Jason Trembath, pictured in 2017 batting for Taradale in club cricket, has been on trial in the Napier District Court this week. Photo / File
Jason Trembath, pictured in 2017 batting for Taradale in club cricket, has been on trial in the Napier District Court this week. Photo / File
A jury has retired to consider its verdict for two men charged with raping a woman in a Napier hotel room.
Joshua Craig Pauling, 30, and Jason Robert Trembath, 30, have been on trial in the Napier District Court this week.
The Crown has alleged the men raped a woman in a Napier hotel room on August 14, 2017, with one of them posting an explicit photo of the night on Facebook.
Both defence counsels told a jury of nine women and three men that the sex was consensual but the Crown says the woman was too intoxicated to give consent.
Both men are accused of rape, sexual violation and unlawful sexual connection.
Trembath previously pleaded guilty to making an intimate visual recording. Pauling pleaded not guilty to being party to taking the photo.
Joshua Pauling said the sex was fully consensual between him and a woman at a Napier Hotel in August 2017.
The woman said she met Pauling days before the incident occurred on dating app Tinder and the pair slept together, but Pauling told the jury he had met the woman in June 2017, not August.
Crown prosecutor Steve Manning said the woman was not in Hawke's Bay in June at the time Pauling had specified; she had flown to another city in New Zealand to visit family.
Defence counsel for Trembath, Nicola Graham, also told the jury that in order to convict both men, they had to be sure that the woman was not consenting.
"You might not agree with the choices made by these people, but you don't judge their morals or life choices," she said.

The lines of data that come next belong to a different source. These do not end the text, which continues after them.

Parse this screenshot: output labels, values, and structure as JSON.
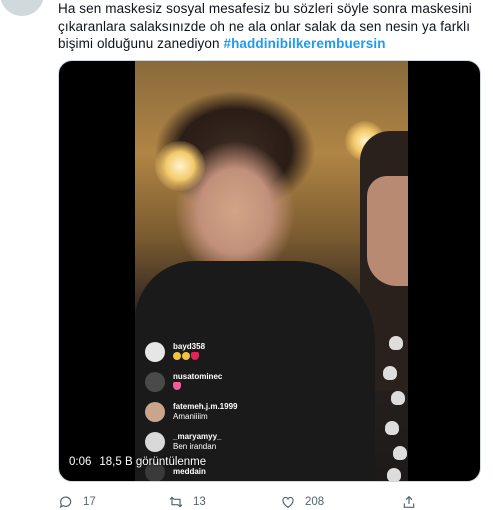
{
  "tweet": {
    "text_main": "Ha sen maskesiz sosyal mesafesiz bu sözleri söyle sonra maskesini çıkaranlara salaksınızde oh ne ala onlar salak da sen nesin ya farklı bişimi olduğunu zanediyon ",
    "hashtag": "#haddinibilkerembuersin"
  },
  "video": {
    "elapsed": "0:06",
    "views": "18,5 B görüntülenme"
  },
  "live_comments": [
    {
      "user": "bayd358",
      "message": "",
      "avatar_color": "#e6e6e6",
      "emojis": [
        "y",
        "y",
        "r"
      ]
    },
    {
      "user": "nusatominec",
      "message": "",
      "avatar_color": "#4a4a4a",
      "emojis": [
        "p"
      ]
    },
    {
      "user": "fatemeh.j.m.1999",
      "message": "Amaniiiim",
      "avatar_color": "#c9a58b",
      "emojis": []
    },
    {
      "user": "_maryamyy_",
      "message": "Ben irandan",
      "avatar_color": "#d9d9d9",
      "emojis": []
    },
    {
      "user": "meddain",
      "message": "",
      "avatar_color": "#3a3a3a",
      "emojis": []
    }
  ],
  "actions": {
    "reply_count": "17",
    "retweet_count": "13",
    "like_count": "208"
  },
  "colors": {
    "hashtag": "#1d9bf0",
    "action_gray": "#536471"
  }
}
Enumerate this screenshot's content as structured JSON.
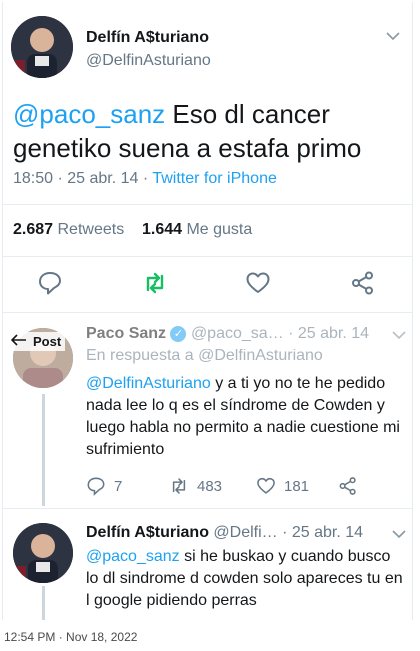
{
  "main_tweet": {
    "display_name": "Delfín A$turiano",
    "handle": "@DelfinAsturiano",
    "mention": "@paco_sanz",
    "text": " Eso dl cancer genetiko suena a estafa primo",
    "time": "18:50 · 25 abr. 14 · ",
    "source": "Twitter for iPhone",
    "retweets_count": "2.687",
    "retweets_label": " Retweets",
    "likes_count": "1.644",
    "likes_label": " Me gusta"
  },
  "overlay": {
    "back_label": "Post"
  },
  "reply_1": {
    "display_name": "Paco Sanz",
    "handle_time": "@paco_sa… · 25 abr. 14",
    "in_reply_to": "En respuesta a @DelfinAsturiano",
    "mention": "@DelfinAsturiano",
    "text": " y a ti yo no te he pedido nada lee lo q es el síndrome de Cowden y luego habla no permito a nadie cuestione mi sufrimiento",
    "replies": "7",
    "retweets": "483",
    "likes": "181"
  },
  "reply_2": {
    "display_name": "Delfín A$turiano",
    "handle_time": "@Delfi… · 25 abr. 14",
    "mention": "@paco_sanz",
    "text": " si he buskao y cuando busco lo dl sindrome d cowden solo apareces tu en l google pidiendo perras"
  },
  "footer": {
    "timestamp": "12:54 PM · Nov 18, 2022"
  },
  "colors": {
    "accent": "#1da1f2",
    "retweet_green": "#17bf63",
    "muted": "#657786"
  }
}
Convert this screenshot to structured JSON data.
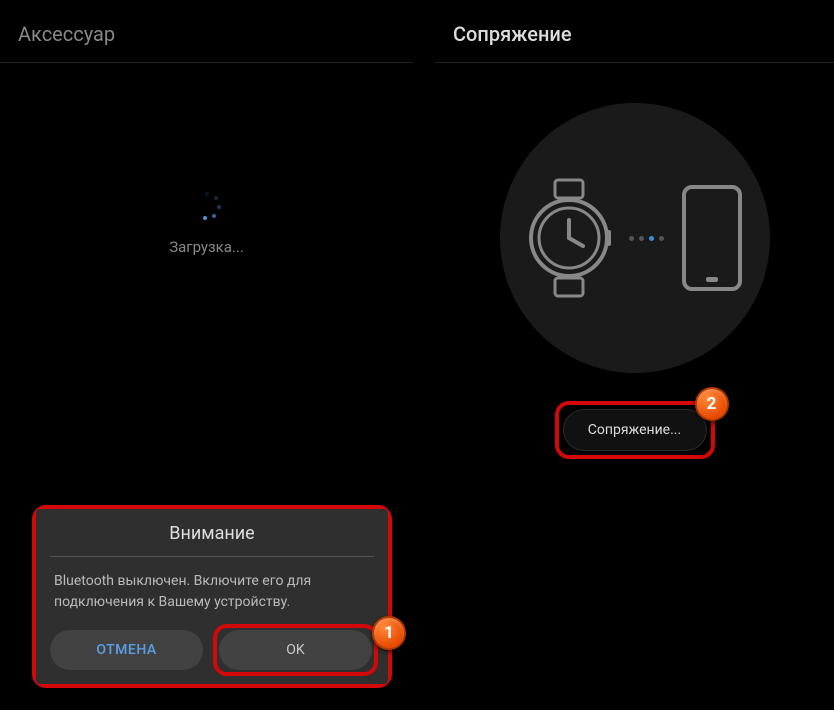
{
  "left": {
    "title": "Аксессуар",
    "loading": "Загрузка..."
  },
  "dialog": {
    "title": "Внимание",
    "message": "Bluetooth выключен. Включите его для подключения к Вашему устройству.",
    "cancel": "ОТМЕНА",
    "ok": "OK"
  },
  "right": {
    "title": "Сопряжение",
    "pair_button": "Сопряжение..."
  },
  "badges": {
    "one": "1",
    "two": "2"
  }
}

Graham said the woman remembered part of the intercourse with Trembath, but still had consensual sex with Pauling the next morning.
Prosecutor Steve Manning said the men took advantage of a woman who was too drunk to give proper "lawful" consent.
"She says she doesn't remember … it speaks to the level of intoxication at the time," he said.
"She was the absolute object of derision ... it was a joke to them, not so funny now … but at the time that was their reaction."
Judge Rea said it was important for the jury to leave any level of emotion out of their decision making.
"You must come to your decisions free from any prejudice or sympathy," Judge Rea said.
"It's extraordinarily easy to feel sorry for people involved in something like this. You must make your decisions based on the evidence and not on your emotions."